Volunteers for Feed My Starving Children getting instructions before work begins.

If you do what you love for a living, you’ll never work a day in your life. I have seen that sentiment written often, especially recently. Maybe because it is graduation time and there is so much pressure to start a career. The true thought of having fun at a job might be reserved for athletes or musical performers, but those of us in agriculture can relate to the message. We must love what we are doing (at least most days), because it can be a struggle financially, physically, and emotionally.

Last weekend, I volunteered at a Feed My Starving Children mobile pack event. Along with 1,200 others, I helped assemble food packages for children living in poverty. Their diets are most often deficient in the nutrients they need for growth and development. Each station packaged rice, soy, vegetables, and a vitamin pack into portable bags for export shipment. The ingredients were specifically balanced by food scientists and nutritionist to meet the needs of children with nutrient-deficient diets. The food was purchased through donations of businesses and individuals in the community. The agencies in the foreign countries cover the shipping costs of the food, but the food and labor to assemble those meals was all donated.

My job was to scoop rice from huge bags that consumed an entire pallet and was about 4 feet tall. It felt no different than using a feed scoop to prepare a cow’s ration at the fair, but for the exception that rice is heavier than grain or beet pulp on a per scoop basis! It was a healthy workout for two 1.5-hour shifts.

As I looked across the county fair exhibit building that had been converted into a temporary warehouse, you could see over 400 people busily working and laughing. The radio was playing and a live band performed during the final shift to the greatest hits of the 1980s. It was very much a party atmosphere; you almost forgot you were working. Well, we were volunteering, but still working. The three shifts prepared 272,000 meals.

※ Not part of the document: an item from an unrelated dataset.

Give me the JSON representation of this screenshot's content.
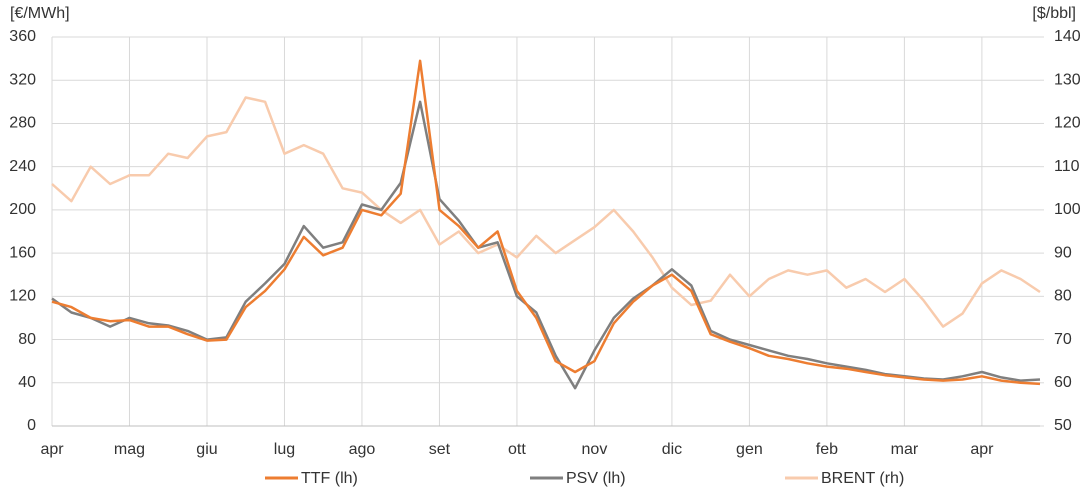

The shifts passed quickly and even though my shoulders and back were sore, I could have done more if they needed. I liked what I was doing. Was it the physical exertion? Maybe. A good gym workout releases endorphins that can give us a rush. Was it the thought I was helping others? Sure. My time helped 178 children have a healthy meal for a year. How about the atmosphere? That certainly helped. The upbeat music along with announcements encouraging our progress made our mundane tasks more enjoyable.

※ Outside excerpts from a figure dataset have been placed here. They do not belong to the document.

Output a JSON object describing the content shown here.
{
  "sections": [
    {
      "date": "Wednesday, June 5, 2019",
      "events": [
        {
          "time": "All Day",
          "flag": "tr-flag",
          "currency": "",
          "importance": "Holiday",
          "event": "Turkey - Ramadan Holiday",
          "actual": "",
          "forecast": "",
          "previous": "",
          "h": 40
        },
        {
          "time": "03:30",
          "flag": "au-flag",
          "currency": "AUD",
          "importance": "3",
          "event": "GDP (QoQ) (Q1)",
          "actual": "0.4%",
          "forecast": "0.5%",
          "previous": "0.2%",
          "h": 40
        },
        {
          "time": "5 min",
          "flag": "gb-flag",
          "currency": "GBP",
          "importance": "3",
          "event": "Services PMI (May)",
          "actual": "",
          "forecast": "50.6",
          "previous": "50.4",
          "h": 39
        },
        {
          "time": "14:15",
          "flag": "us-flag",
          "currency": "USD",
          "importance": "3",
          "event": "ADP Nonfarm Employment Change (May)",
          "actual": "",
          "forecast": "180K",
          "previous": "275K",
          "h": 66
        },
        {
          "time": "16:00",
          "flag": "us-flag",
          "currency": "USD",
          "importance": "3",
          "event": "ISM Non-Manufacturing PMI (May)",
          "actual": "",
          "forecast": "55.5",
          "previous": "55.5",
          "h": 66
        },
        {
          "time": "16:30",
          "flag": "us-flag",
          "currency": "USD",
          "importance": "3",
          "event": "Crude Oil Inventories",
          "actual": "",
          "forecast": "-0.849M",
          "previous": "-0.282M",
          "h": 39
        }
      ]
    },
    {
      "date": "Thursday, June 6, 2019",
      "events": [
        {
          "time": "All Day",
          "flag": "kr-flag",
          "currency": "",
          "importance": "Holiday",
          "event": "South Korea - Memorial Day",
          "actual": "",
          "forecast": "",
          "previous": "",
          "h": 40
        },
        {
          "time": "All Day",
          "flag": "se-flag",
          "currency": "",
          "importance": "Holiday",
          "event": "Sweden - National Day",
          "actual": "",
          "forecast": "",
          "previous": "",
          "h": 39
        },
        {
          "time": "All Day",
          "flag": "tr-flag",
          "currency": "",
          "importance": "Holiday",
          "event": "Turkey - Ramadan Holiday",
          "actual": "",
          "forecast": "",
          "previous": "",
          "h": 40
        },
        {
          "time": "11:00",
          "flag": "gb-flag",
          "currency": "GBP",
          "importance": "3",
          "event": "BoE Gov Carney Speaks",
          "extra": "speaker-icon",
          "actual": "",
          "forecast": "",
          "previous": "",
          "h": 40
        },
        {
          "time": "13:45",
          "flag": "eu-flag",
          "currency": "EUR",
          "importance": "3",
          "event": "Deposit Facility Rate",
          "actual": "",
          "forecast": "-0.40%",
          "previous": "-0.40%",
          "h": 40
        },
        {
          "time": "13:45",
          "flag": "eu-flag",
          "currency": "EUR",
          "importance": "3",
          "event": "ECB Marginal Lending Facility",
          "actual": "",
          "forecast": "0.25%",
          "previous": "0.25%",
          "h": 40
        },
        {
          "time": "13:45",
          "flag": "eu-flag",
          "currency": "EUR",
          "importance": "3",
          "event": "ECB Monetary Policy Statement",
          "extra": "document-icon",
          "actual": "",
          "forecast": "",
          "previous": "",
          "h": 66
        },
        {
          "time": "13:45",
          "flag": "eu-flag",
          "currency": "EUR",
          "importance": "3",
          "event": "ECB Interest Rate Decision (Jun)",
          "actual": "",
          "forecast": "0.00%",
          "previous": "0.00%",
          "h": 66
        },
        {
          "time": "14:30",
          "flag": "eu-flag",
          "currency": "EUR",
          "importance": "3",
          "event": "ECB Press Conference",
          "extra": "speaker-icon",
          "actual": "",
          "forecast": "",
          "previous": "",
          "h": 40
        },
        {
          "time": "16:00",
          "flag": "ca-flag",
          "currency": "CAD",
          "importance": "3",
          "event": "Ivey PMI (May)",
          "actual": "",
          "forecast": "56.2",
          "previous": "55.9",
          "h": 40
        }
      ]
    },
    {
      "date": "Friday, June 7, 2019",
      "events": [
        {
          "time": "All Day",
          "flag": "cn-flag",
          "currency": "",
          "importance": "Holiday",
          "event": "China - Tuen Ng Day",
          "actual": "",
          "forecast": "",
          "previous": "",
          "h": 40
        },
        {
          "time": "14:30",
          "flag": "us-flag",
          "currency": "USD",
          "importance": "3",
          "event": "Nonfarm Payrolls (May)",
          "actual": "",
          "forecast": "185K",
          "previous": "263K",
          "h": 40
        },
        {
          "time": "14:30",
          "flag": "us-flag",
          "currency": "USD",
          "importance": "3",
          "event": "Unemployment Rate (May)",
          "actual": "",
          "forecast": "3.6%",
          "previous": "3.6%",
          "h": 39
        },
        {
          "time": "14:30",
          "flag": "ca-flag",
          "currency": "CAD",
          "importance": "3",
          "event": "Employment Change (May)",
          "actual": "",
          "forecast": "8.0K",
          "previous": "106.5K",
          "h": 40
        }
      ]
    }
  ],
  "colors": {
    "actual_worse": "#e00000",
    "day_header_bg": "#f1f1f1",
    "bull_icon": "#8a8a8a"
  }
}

We were basically doing routine factory work. One person adds a scoop of this, another a scoop of that, someone closes the bag, and someone carries it off to a pallet. Work was being done by those as young as five. For those unable to lift heavy crates or stand for a prolonged time, there were important roles that could be handled while seated. Everyone’s talents were utilized. The room was hustle and bustle while we packed. No one was idle and a smile was on everyone’s face.

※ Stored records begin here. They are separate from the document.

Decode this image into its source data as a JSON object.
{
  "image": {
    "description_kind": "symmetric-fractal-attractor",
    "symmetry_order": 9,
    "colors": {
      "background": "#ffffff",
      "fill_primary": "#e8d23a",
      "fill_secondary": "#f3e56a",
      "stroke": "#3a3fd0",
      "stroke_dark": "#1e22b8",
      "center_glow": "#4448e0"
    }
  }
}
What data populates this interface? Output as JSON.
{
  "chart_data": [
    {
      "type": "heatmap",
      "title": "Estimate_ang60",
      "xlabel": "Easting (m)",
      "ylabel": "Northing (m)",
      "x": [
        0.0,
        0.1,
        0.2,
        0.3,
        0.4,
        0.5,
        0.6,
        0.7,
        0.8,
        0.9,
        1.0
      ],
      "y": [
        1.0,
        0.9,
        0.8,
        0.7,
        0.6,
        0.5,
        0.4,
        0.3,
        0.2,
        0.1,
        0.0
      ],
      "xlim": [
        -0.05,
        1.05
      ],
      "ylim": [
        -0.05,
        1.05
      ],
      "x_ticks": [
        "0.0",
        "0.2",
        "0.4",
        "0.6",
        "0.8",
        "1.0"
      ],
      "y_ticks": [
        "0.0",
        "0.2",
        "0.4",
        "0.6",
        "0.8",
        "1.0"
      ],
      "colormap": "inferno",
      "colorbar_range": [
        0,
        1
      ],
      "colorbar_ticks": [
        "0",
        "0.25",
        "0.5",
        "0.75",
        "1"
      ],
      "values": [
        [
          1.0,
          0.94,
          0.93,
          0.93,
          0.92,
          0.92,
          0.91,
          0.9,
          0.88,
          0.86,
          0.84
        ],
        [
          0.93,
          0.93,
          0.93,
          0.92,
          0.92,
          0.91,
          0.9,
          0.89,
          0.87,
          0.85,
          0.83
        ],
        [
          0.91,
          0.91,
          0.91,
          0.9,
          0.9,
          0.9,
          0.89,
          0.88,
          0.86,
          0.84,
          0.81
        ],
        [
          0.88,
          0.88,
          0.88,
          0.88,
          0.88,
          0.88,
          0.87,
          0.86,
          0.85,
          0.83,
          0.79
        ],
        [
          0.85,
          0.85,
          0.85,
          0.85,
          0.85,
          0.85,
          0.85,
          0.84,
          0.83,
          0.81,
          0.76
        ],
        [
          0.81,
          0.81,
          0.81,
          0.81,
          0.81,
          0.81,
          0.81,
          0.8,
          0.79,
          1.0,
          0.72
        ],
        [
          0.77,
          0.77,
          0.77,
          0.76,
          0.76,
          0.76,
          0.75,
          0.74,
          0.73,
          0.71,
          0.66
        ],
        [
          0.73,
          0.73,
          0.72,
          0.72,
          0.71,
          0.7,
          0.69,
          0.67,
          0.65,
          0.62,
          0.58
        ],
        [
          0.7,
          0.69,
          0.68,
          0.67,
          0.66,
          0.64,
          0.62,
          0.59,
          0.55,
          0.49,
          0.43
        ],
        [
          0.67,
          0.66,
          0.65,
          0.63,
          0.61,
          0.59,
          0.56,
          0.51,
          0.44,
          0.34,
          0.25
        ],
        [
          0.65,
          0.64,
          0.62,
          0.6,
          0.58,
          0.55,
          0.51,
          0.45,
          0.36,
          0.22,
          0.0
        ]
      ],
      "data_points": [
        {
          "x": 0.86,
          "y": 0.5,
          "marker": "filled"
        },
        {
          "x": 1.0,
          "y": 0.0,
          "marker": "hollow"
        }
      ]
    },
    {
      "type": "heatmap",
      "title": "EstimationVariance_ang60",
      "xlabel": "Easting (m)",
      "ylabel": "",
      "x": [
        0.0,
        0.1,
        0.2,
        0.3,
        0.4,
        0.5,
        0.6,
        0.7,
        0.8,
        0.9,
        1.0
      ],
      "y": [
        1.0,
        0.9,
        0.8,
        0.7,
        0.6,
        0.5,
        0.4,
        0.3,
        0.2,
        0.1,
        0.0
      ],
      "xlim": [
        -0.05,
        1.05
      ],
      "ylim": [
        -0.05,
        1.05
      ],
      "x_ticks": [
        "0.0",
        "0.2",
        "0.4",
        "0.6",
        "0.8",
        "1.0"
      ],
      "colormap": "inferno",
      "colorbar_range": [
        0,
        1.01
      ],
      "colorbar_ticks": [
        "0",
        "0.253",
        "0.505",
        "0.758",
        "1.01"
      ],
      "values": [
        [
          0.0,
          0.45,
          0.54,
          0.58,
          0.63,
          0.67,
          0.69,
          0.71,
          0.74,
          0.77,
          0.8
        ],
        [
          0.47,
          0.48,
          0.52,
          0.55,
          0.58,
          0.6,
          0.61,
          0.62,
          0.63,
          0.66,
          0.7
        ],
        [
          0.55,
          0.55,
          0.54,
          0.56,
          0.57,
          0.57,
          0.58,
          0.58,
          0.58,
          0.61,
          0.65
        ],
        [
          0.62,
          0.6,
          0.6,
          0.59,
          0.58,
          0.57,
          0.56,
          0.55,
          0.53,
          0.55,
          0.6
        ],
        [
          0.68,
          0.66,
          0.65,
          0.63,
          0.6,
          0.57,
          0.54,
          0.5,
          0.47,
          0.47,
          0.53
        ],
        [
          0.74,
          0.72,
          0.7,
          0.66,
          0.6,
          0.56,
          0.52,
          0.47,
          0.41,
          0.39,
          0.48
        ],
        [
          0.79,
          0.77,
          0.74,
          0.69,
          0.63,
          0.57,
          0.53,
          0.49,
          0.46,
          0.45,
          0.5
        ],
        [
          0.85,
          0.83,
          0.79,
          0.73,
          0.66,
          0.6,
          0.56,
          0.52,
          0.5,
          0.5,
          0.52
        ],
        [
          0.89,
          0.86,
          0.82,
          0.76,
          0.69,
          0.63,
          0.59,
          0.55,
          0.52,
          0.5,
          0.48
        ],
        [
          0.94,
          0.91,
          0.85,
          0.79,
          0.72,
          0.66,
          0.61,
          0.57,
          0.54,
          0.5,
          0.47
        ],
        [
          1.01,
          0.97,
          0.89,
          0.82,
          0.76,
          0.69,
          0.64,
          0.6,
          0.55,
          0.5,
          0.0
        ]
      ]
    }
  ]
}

Can we make our workplaces have that same emotional rush of doing good work, collaborating with a variety of people to get a task complete, while genuinely enjoying yourself?

Feed My Starving Children hit all those targets and I congratulate them on their successful event in Wisconsin’s Jefferson County.

Patti Hurtgen

The author is the online media manager and is responsible for the website, webinars, and social media. A graduate of Modesto Junior College and Fresno State, she was raised on a California dairy and frequently blogs on youth programs and consumer issues.